Petit livre savoureux malgré la problématique tragique. Juste, drôle, cynique et poignant. Ce roman rend hommage aux personnes rongées par la maladie, aux personnes qui les accompagnent et les aiment. Un hommage ni larmoyant, ni arrangé.
Pascale Lécosse campe judicieusement son histoire chez une grande Dame de Théâtre et de Cinéma, une actrice célèbre et talentueuse, fantaisiste comme les saltimbanques, passionnée, humaine avec ce qu'il faut de narcissisme et parfois d'égocentrisme du à son rang et son aura. Plus que tout attachée à la Liberté intrinsèque à la Création, aux textes à défendre et à incarner, à la mémoire comme outil indispensable à son art, Catherine tombe sous le joug du sort et de sa cruauté : la sournoise démence s'infiltre en elle et progressivement lui ôte les mots, bouscule sa mémoire, lui souffle l'oubli. Nous sommes touchés en lisant les coups d'éclats de cette élégante, de ces failles apparentes, ces instants de bascule où tout vacille.
Et puis il y a Mina : celle qui est là, toujours, immanquablement là, depuis longtemps, voire toujours. Secrétaire, agent, attachée, adjoint, garde du corps…présence, compagne, double, amie. Mina a sacrifié sa vie, son intime, un amour pour rester auprès de Catherine. Elle assiste impuissante, ne laisse rien paraître, rattrape, répare, répète : solide et indéfectible amarre. Elle a conscience, elle ne nie pas l'inévitable, s'épuise mais ne s'avoue pas vaincue et reste inscrite du côté de la vie qui est à préserver pour cette femme adorée. Il y a l'amant absent, égoïste, un peu lâche mais non pas moins amoureux. Les dialogues sont savoureux, francs du collier, d'une drôlerie épicée, d'une tendresse inégalée, le tout dans une écriture fluide, directe et maline.
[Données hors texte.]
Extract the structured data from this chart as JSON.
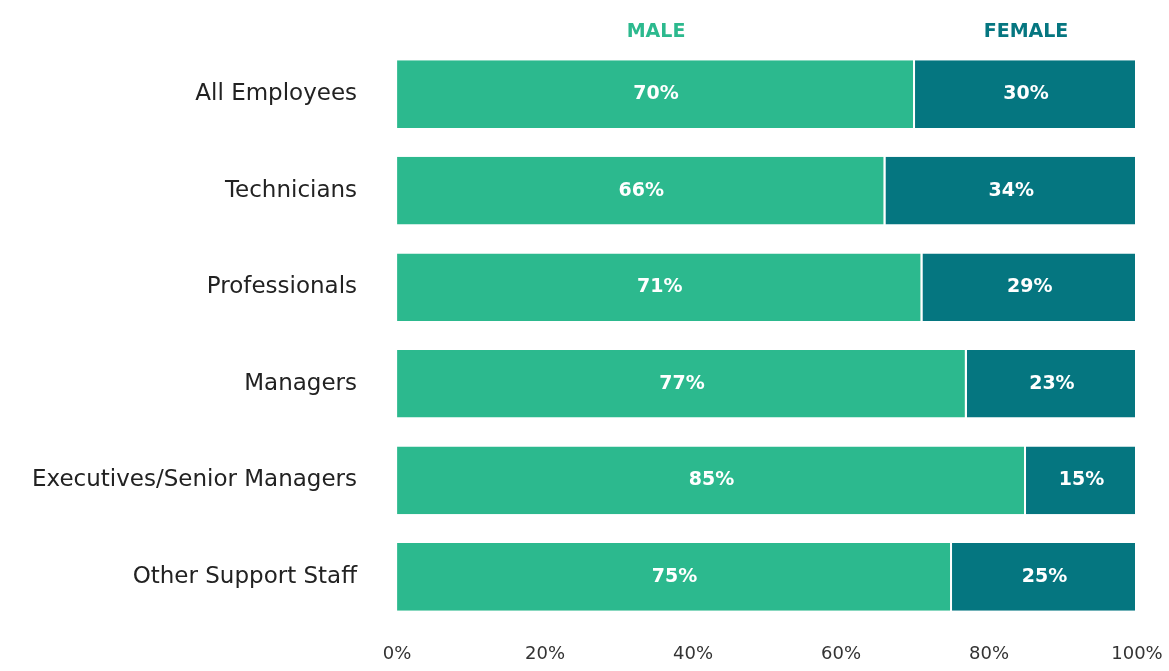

Cette maladie sans qu'elle n'ait besoin d'être nommée ou expliquée est admirablement bien dite avec une exactitude poétique qui mieux qu'un colloque transmet ce qu'il y a à saisir de son horreur chronologique.
« C'est la forme précoce de la maladie que je développe, la plus dévoreuse, la plus avide. J'ai dans la tête un mal gourmand qui me transforme en rosier stérile. Une saleté qui fait de moi une autre. Je voudrais l'espérance. Les mots me quittent un peu plus chaque jour sans que je puisse les retenir. »
Pascale Lécosse rend honneurs aux personnes atteintes en leur rendant leur parole même dans les égarements, surtout dans les égarements. Unicité de chacun que la pathologie tend à réduire à l'objectivable patient… Ainsi des petites perles comme des trouvailles se glissent et orientent de façon tout à fait originale et très pertinente la perception de cette mémoire en ébullition.
« Si j'imagine qu'il y a des gens quand il n'y en a pas, c'est que j'ai des présences, pas des absences. »
« Ses petites phrases, répliques qui font mouche, trempées de lucidité comme des flèches empoisonnées, me bouleversent plus encore que ses excès de démence ».
Premier roman réussi, bijou à garder précieusement.